I was talking to my therapist yesterday and I'd recently made some progress in recovery. I'm not going to go into specifics for privacy reasons, but it's something I had been working towards for quite some time.
I really didn't find the transition all that difficult. The issues that I had weren't strictly ED-related. They had more to do with time and money management than anorexia. Because I had been slowly taking small steps in that direction, it really didn't seem like all that big of a deal to me.
But it really was, my therapist reminded me. It only seemed easy because I was ready, and because I had done all of the hard work in preparation for this step. It took me several years of trying and working and screwing up and starting over for me to finally figure out what I needed to do and then, you know, actually do it. I tended to leap in too quickly, to (metaphorically and literally) bite off more than I could chew. Needless to say, it never ended well. This last time, we moved much more slowly. I was chafing at all of the restrictions quite a bit. They seemed totally unnecessary, except that they weren't.

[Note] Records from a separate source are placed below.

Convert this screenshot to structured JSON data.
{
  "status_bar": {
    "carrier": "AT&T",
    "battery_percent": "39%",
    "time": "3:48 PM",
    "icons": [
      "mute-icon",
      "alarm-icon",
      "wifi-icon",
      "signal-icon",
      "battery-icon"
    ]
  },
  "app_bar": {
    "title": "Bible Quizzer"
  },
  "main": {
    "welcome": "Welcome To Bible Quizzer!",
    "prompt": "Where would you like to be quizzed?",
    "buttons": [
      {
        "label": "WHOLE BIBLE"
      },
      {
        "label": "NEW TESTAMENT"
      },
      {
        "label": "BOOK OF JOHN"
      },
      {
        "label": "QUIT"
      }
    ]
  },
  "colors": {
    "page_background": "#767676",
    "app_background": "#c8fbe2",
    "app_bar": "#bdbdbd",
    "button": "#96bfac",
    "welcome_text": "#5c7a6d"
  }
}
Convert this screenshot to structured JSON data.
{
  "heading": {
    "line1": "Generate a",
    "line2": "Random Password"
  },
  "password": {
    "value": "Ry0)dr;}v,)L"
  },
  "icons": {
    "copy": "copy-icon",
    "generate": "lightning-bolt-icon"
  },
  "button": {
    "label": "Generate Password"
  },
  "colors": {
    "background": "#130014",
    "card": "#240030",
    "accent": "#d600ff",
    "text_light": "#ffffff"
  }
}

It reminds me of when I tried to learn how to ride my bike without training wheels. I had to leave them on for much longer than any of my friends because if I tried to take them off, I fell. Finally, I felt ready and I managed just fine. It's similar here. I hated having recovery training wheels for so long, for so much longer than many people I knew and longer than I ever thought I would need them. Not wanting the extra help, however, didn't mean I didn't need the extra help.
And so here I am.
I'm reminded of the Neil Armstrong quote "This is one small step for man, one giant leap for mankind," when he landed on the moon. When I was younger, I didn't quite get it. As I got older, I began to grasp the nuances. Now, though, I experienced it. The transition was actually pretty minute. Not much different from what I had been doing. At the same time, it was a big step, and I need to treat it as such.
It's an odd dialectic to contemplate- something so small and so significant at the same time.